Cowon X7: Touch Screen player with hard drive in the test

Cowon X7: Touch Screen player with hard drive in the test

The market for MP3 players degenerates more and more of a niche in the electronics business. This is nothing new, is taken into account, has grown strongly as the market for mobile phones. In the upper segments are smartphones as a compact all-rounder really any task from simple text to word processing, and of course control the music player. In the meantime, however, even simple devices are often used as an MP3 player. Models that lack this feature, can sell only with difficulty. The trend seems to go to a mobile device that can do everything. This applies not only to cell phones, and device classes, such as Tablet PCs, netbooks, and most recently the iPad be used as a portable music player. The playback of audio files is so long no more property to justify a product that is itself specialized. An exception to this is here is still Apple's iPod, that while in their own home with the iPhone a strong competitor, but still enjoys some popularity. Apple's iPod models apparently have features that appeal to customers despite the alleged redundancy of an MP3 player. This can be well in ease of use, design, and not least, see the large number of apps and the Wi-Fi support of the iPod Touch. Thus, the iPod has earned a place on the market, so Apple has a near monopoly.

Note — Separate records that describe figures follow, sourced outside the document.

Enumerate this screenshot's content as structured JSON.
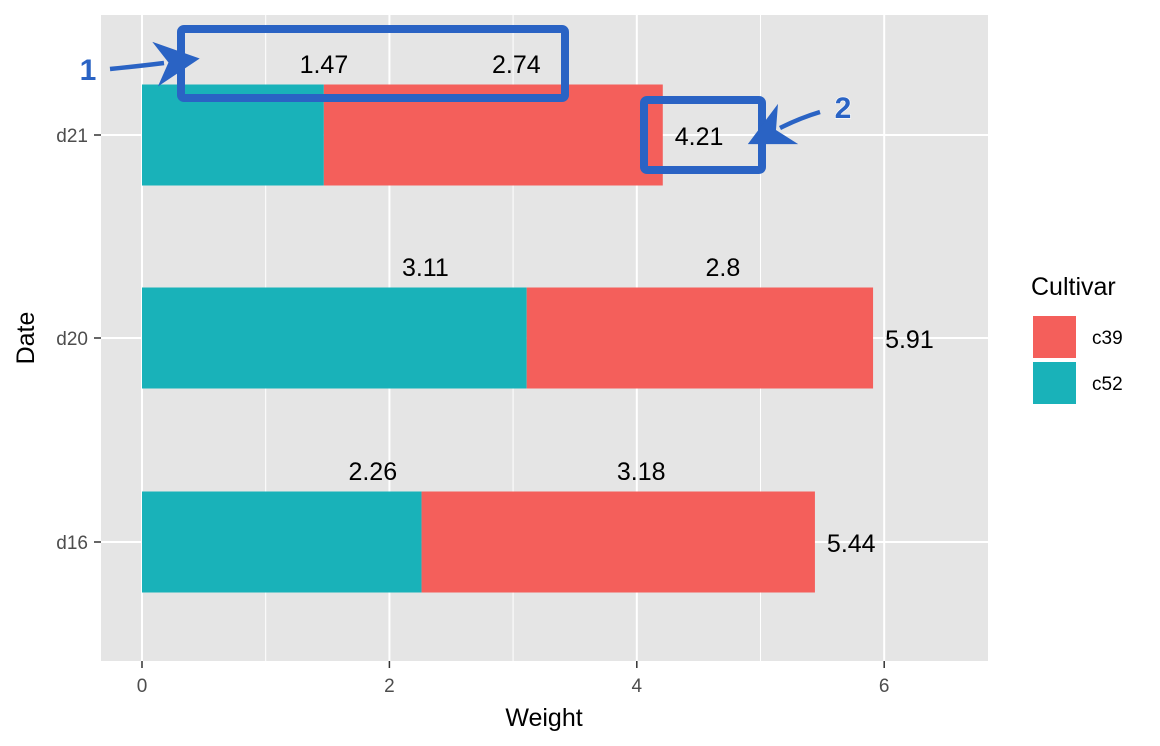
{
  "chart_data": {
    "type": "bar",
    "orientation": "horizontal",
    "stacked": true,
    "categories": [
      "d16",
      "d20",
      "d21"
    ],
    "series": [
      {
        "name": "c52",
        "values": [
          2.26,
          3.11,
          1.47
        ],
        "color": "#19b2b9"
      },
      {
        "name": "c39",
        "values": [
          3.18,
          2.8,
          2.74
        ],
        "color": "#f45f5b"
      }
    ],
    "totals": [
      5.44,
      5.91,
      4.21
    ],
    "segment_labels": [
      {
        "category": "d16",
        "c52": "2.26",
        "c39": "3.18",
        "total": "5.44"
      },
      {
        "category": "d20",
        "c52": "3.11",
        "c39": "2.8",
        "total": "5.91"
      },
      {
        "category": "d21",
        "c52": "1.47",
        "c39": "2.74",
        "total": "4.21"
      }
    ],
    "xlabel": "Weight",
    "ylabel": "Date",
    "xlim": [
      -0.3,
      6.8
    ],
    "xticks": [
      "0",
      "2",
      "4",
      "6"
    ],
    "grid": true,
    "panel_background": "#e5e5e5",
    "legend": {
      "title": "Cultivar",
      "placement": "right",
      "entries": [
        {
          "label": "c39",
          "color": "#f45f5b"
        },
        {
          "label": "c52",
          "color": "#19b2b9"
        }
      ]
    },
    "annotations": [
      {
        "marker": "1",
        "target": "d21 segment labels 1.47 and 2.74",
        "color": "#2a63c4"
      },
      {
        "marker": "2",
        "target": "d21 total label 4.21",
        "color": "#2a63c4"
      }
    ]
  }
}
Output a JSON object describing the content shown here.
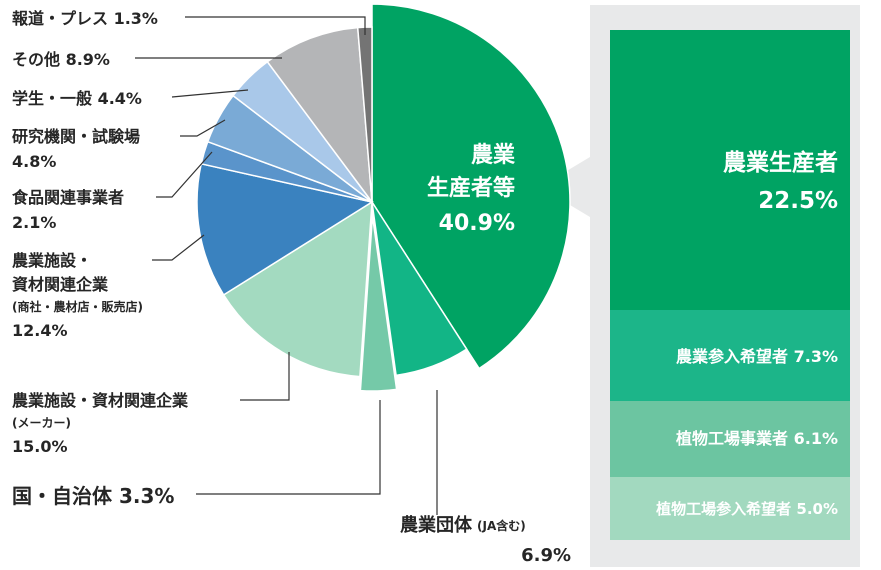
{
  "chart_data": {
    "type": "pie",
    "slices": [
      {
        "label": "農業 生産者等",
        "value": 40.9,
        "color": "#00a363"
      },
      {
        "label": "農業団体",
        "label_note": "(JA含む)",
        "value": 6.9,
        "color": "#12b586"
      },
      {
        "label": "国・自治体",
        "value": 3.3,
        "color": "#75c9a8",
        "exploded": true
      },
      {
        "label": "農業施設・資材関連企業",
        "label_note": "(メーカー)",
        "value": 15.0,
        "color": "#a3dac0"
      },
      {
        "label": "農業施設・資材関連企業",
        "label_note": "(商社・農材店・販売店)",
        "value": 12.4,
        "color": "#3a82bf"
      },
      {
        "label": "食品関連事業者",
        "value": 2.1,
        "color": "#5a94cb"
      },
      {
        "label": "研究機関・試験場",
        "value": 4.8,
        "color": "#7aaad6"
      },
      {
        "label": "学生・一般",
        "value": 4.4,
        "color": "#a9c8e9"
      },
      {
        "label": "その他",
        "value": 8.9,
        "color": "#b4b5b7"
      },
      {
        "label": "報道・プレス",
        "value": 1.3,
        "color": "#747474"
      }
    ],
    "center_label": {
      "lines": [
        "農業",
        "生産者等"
      ],
      "value": "40.9%"
    },
    "outer_labels": [
      {
        "lines": [
          "報道・プレス 1.3%"
        ]
      },
      {
        "lines": [
          "その他 8.9%"
        ]
      },
      {
        "lines": [
          "学生・一般 4.4%"
        ]
      },
      {
        "lines": [
          "研究機関・試験場",
          "4.8%"
        ]
      },
      {
        "lines": [
          "食品関連事業者",
          "2.1%"
        ]
      },
      {
        "lines": [
          "農業施設・",
          "資材関連企業",
          "(商社・農材店・販売店)",
          "12.4%"
        ]
      },
      {
        "lines": [
          "農業施設・資材関連企業",
          "(メーカー)",
          "15.0%"
        ]
      },
      {
        "lines": [
          "国・自治体 3.3%"
        ]
      },
      {
        "lines": [
          "農業団体",
          "(JA含む)",
          "6.9%"
        ]
      }
    ],
    "breakdown": {
      "segments": [
        {
          "label": "農業生産者",
          "value": "22.5%",
          "num": 22.5,
          "color": "#00a363"
        },
        {
          "label": "農業参入希望者 7.3%",
          "num": 7.3,
          "color": "#1cb589"
        },
        {
          "label": "植物工場事業者 6.1%",
          "num": 6.1,
          "color": "#6cc5a1"
        },
        {
          "label": "植物工場参入希望者 5.0%",
          "num": 5.0,
          "color": "#a2d9bf"
        }
      ]
    },
    "colors": {
      "panel_bg": "#e8e9ea",
      "text_dark": "#262626",
      "text_white": "#ffffff"
    }
  }
}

The Korean manufacturer Cowon however, claims to be a producer of premium-quality player. The touch-screen that we tested recently Player J3, which is placed in the segment of the iPod Touch could indeed quite convincing, but some outstanding features.
An attack on the iPod Classic now starts with the Cowon X7, of the European market is not yet available. The player has as main storage, a hard disk with a capacity of 120 or 160 gigabytes and is already on so much of the market, which mainly holds models with flash memory. Also rare is the combination of ordinary hard drive and touchscreen, which offers not even the iPod. Unusually this is the way of the display: It is not itself a capacitive screen, registered the touch of an electric current, but an actual touch-sensitive surface that must be pressed easily. This technique is far less common than the usually built-in capacitive touch screens. Our review of the Creative ZEN X-Fi 2 was clearly pressure-sensitive screen on the weaknesses of this type of screen.
The more tense we were in the X7, the set with hard drive and touch-sensitive display a unique niche. Whether the Cowon X7 for a wider audience than the typical right-Cowon small target group of buyers with special attention to the acoustic features and high quality workmanship can be interesting, our test shows an imported X7 model.